Like high school seniors awaiting college acceptance letters, New Jersey hunters spent last fall hoping and waiting for a black bear season. After a series of lawsuits and political battles that seemed to lend promise to the season each week before snatching it away, a court injunction finally ended any chance of a hunt. Here’s a timeline of the seesaw battle that took place.
**Dec. 2003: **After 33 years, New Jersey reinstates a black bear hunt. Hunters bag 328 bears during a weeklong hunt hampered by protests and media coverage.
**June 2004: **The New Jersey Fish and Game Council, chartered with the power to set hunting and fishing seasons, approves another black bear hunt by a nearly unanimous vote of 10-1.
Sept. 2004: Amid pressure from anti-hunting groups, Environmental Commissioner Bradley Campbell rejects 3,000 applications for bear-hunting permits as a way to protest the hunt.

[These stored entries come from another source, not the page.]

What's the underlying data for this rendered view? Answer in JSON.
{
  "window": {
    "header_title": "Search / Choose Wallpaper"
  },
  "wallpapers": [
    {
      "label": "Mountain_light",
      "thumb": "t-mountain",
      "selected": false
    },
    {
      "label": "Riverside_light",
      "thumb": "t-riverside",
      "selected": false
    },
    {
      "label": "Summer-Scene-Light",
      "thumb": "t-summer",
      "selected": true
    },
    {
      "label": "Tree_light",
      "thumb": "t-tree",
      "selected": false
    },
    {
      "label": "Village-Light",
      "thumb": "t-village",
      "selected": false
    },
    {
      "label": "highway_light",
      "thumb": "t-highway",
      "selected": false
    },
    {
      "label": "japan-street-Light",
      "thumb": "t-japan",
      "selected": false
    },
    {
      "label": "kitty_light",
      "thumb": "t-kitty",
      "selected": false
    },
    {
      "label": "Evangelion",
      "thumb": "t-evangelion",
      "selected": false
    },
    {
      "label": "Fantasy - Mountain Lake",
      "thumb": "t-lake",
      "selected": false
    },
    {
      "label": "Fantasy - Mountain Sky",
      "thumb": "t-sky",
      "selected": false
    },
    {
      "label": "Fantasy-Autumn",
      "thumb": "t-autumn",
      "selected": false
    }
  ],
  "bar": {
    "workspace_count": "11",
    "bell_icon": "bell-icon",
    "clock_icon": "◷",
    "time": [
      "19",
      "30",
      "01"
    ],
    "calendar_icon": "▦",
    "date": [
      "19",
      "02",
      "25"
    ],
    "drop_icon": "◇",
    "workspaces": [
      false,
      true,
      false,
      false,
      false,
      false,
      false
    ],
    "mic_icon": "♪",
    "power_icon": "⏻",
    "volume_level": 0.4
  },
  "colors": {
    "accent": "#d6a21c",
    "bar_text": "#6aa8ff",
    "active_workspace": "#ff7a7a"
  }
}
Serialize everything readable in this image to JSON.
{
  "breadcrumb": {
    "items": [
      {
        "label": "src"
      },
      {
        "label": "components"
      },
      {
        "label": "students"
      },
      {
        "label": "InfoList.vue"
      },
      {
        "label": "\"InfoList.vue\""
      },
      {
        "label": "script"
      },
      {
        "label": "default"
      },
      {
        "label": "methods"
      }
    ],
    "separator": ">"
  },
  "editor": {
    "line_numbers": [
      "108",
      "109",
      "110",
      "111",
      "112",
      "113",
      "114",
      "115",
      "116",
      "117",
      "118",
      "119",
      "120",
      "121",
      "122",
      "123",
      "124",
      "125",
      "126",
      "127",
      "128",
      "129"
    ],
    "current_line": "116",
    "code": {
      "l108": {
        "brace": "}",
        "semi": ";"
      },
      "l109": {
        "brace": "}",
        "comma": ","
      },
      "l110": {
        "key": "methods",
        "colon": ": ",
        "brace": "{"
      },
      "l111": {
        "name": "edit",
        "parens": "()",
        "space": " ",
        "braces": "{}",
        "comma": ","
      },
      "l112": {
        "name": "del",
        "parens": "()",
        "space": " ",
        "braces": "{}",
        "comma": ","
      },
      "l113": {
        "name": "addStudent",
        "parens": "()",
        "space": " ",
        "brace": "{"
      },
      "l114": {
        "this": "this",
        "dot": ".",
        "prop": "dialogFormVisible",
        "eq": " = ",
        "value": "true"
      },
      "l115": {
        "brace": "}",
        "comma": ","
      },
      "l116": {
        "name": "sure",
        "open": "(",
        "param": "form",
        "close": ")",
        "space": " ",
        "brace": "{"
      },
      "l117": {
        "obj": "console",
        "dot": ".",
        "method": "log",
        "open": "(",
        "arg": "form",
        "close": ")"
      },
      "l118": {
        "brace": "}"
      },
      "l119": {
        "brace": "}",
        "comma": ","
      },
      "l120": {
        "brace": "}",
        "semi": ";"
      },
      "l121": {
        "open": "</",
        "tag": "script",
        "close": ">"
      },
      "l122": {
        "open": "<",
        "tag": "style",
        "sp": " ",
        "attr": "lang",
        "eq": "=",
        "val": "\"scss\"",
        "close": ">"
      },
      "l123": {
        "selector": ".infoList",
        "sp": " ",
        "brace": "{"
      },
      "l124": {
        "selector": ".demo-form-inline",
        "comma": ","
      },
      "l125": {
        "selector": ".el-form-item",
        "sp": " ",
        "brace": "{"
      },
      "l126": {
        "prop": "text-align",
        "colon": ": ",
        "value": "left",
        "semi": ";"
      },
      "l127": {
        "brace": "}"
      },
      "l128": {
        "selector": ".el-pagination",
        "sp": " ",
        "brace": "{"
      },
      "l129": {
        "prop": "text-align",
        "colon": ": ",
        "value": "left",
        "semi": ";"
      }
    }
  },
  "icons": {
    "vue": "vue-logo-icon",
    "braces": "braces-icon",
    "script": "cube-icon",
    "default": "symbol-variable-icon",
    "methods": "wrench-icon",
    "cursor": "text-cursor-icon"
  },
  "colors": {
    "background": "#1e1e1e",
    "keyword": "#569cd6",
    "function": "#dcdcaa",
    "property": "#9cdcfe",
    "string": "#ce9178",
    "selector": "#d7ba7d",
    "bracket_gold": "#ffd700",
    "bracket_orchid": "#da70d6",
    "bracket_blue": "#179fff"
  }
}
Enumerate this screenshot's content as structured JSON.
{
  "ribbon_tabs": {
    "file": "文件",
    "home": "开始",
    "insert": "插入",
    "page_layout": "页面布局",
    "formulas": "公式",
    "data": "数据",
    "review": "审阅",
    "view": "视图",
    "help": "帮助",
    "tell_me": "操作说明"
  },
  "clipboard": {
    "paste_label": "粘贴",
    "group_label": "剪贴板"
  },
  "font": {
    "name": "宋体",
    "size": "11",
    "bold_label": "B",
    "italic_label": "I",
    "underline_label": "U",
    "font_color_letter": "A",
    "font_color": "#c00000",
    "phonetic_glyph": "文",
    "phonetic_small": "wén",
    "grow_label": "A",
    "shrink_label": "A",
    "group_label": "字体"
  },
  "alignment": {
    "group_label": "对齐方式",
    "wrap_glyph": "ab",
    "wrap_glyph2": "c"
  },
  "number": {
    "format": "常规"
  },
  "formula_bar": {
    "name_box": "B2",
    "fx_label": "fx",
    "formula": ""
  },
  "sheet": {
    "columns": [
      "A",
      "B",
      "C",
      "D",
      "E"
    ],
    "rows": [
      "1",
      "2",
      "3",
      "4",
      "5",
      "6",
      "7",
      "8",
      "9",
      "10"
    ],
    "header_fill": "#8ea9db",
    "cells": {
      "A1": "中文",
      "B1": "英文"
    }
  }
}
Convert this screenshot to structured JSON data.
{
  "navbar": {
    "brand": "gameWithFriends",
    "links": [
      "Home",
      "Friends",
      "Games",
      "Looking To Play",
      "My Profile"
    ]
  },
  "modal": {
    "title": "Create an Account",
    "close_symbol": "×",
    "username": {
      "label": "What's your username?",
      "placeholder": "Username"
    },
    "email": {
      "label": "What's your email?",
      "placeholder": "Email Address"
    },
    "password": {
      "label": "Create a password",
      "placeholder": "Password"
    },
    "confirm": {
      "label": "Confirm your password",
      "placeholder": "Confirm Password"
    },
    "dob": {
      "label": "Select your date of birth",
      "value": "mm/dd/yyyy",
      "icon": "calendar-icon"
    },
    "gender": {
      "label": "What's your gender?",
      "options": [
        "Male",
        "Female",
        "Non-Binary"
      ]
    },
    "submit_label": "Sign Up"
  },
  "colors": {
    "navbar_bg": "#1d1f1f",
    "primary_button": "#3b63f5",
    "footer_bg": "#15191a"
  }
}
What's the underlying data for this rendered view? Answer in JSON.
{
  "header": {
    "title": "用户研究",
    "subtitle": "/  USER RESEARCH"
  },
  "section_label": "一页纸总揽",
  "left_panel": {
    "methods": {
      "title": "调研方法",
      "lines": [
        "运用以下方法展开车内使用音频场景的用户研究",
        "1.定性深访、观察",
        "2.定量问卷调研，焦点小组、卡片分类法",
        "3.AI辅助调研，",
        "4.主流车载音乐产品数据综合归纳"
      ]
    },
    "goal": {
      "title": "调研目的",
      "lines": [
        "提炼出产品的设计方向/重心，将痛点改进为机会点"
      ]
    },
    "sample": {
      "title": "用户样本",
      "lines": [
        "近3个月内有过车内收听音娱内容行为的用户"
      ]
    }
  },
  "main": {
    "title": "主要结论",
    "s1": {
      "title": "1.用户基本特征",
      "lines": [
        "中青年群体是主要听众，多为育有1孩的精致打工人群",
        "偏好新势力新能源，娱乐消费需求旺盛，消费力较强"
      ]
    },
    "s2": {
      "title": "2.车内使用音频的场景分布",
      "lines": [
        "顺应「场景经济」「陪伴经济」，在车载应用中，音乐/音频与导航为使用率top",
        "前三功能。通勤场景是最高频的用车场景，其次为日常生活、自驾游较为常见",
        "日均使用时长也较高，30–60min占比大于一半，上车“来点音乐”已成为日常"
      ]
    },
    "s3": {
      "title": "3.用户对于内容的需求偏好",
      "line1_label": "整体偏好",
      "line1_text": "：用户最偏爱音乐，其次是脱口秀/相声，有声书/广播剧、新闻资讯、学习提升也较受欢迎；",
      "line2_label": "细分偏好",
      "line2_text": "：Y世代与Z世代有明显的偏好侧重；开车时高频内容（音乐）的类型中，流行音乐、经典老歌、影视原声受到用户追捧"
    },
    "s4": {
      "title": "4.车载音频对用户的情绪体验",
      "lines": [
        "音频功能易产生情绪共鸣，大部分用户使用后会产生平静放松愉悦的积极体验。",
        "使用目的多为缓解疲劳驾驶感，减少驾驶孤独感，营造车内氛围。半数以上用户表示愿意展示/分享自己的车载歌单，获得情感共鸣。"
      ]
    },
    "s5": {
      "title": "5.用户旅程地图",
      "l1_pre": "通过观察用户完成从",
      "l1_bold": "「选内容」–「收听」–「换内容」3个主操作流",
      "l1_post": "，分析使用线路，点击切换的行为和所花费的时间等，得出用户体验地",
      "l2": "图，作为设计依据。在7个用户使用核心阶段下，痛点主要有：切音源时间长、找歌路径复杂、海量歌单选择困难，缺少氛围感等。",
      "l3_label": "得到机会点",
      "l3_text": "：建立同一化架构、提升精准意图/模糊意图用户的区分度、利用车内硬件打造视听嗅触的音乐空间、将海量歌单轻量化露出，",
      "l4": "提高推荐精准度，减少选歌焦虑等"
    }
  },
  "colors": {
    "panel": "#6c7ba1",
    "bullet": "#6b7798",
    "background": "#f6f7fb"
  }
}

He advocates using awareness and contraception programs to control bear numbers.
**Oct. 14, 2004: **Several hunting organizations sue the state and Commissioner Campbell in state Superior Court to keep the hunt.
**Oct. 26, 2004: **While awaiting a ruling from the Superior Court, Campbell ups the ante by closing all public lands under the DEP’s control to bear hunting.
Oct. 27, 2004: A judge orders the DEP to accept permit applications. Campbell’s office nonetheless refuses to authorize any permits, claiming the judge’s ruling said it only had to “accept” permits, not “process” them.
**Nov. 16, 2004: **An appellate court rules that permits must be issued after an appeal by the state from an earlier ruling was rejected. The bear hunt is scheduled for Dec. 6-11.
**Nov. 24, 2004: **With less than two weeks before opening day, another appeals court ruling upholds Campbell’s authority to close state lands. All WMAs and state parks are off-limits, but the state will have to spend nearly $2 million to patrol the areas.
**Nov. 29, 2004: **In an emergency session the New Jersey Supreme Court agrees to hear Campbell’s appeal.
**Dec. 1, 2004: **More than 3,700 permits are issued for the state black bear hunt.
Dec. 2, 2004: The Supreme Court issues a unanimous decision, ruling that no hunt can take place until a new bear management policy is adopted. Four days before the season opener, the hunt is cancelled.